Without providing any supporting data — not even an “anonymous” source this time — Williams goes on to charge that the Center is raking in the cash by suing  “for missed deadlines when the agency can’t keep up with the broadside of Freedom of Information Act requests.”

Hmm. In the past four years, the Center received legal reimbursements for exactly one Freedom of Information Act deadline suit and the amount we received ($3,031) was far less than we spent forcing the Department of the Interior to come clean with the public over its offshore oil leasing program in the wake of the Gulf of Mexico disaster.

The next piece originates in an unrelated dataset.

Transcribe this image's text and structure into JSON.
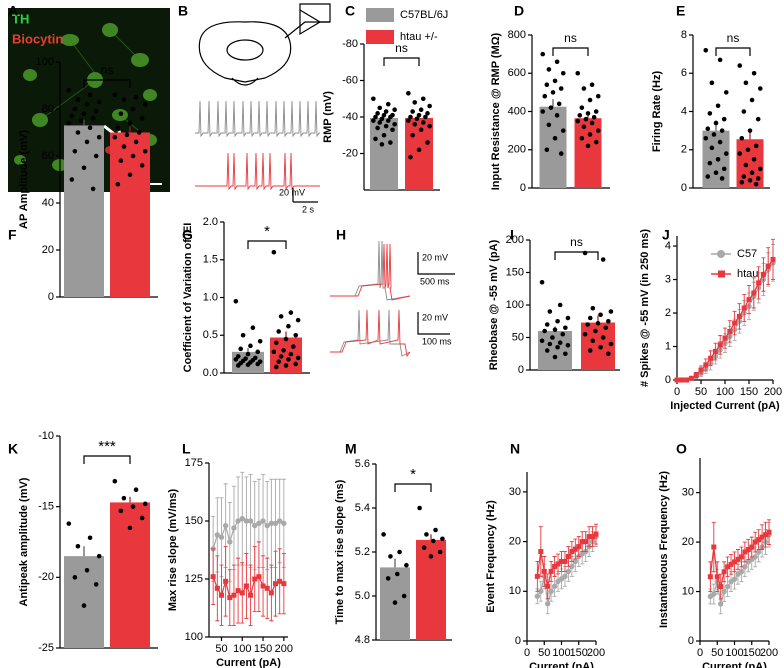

The Center for Biological Diversity will keep expending vastly more resources ensuring the government follows its own wildlife protection laws than we’ll ever recoup. That’s fine with us, because making sure bald eagles, wolves, wolverines and owls have a place to live and grow is more important than money.

It’s why we do what we do.

Kieran Suckling is executive director of the Center for Biological Diversity, a national environmental group based in Tucson, Ariz., advocating for endangered species and the wild places they live.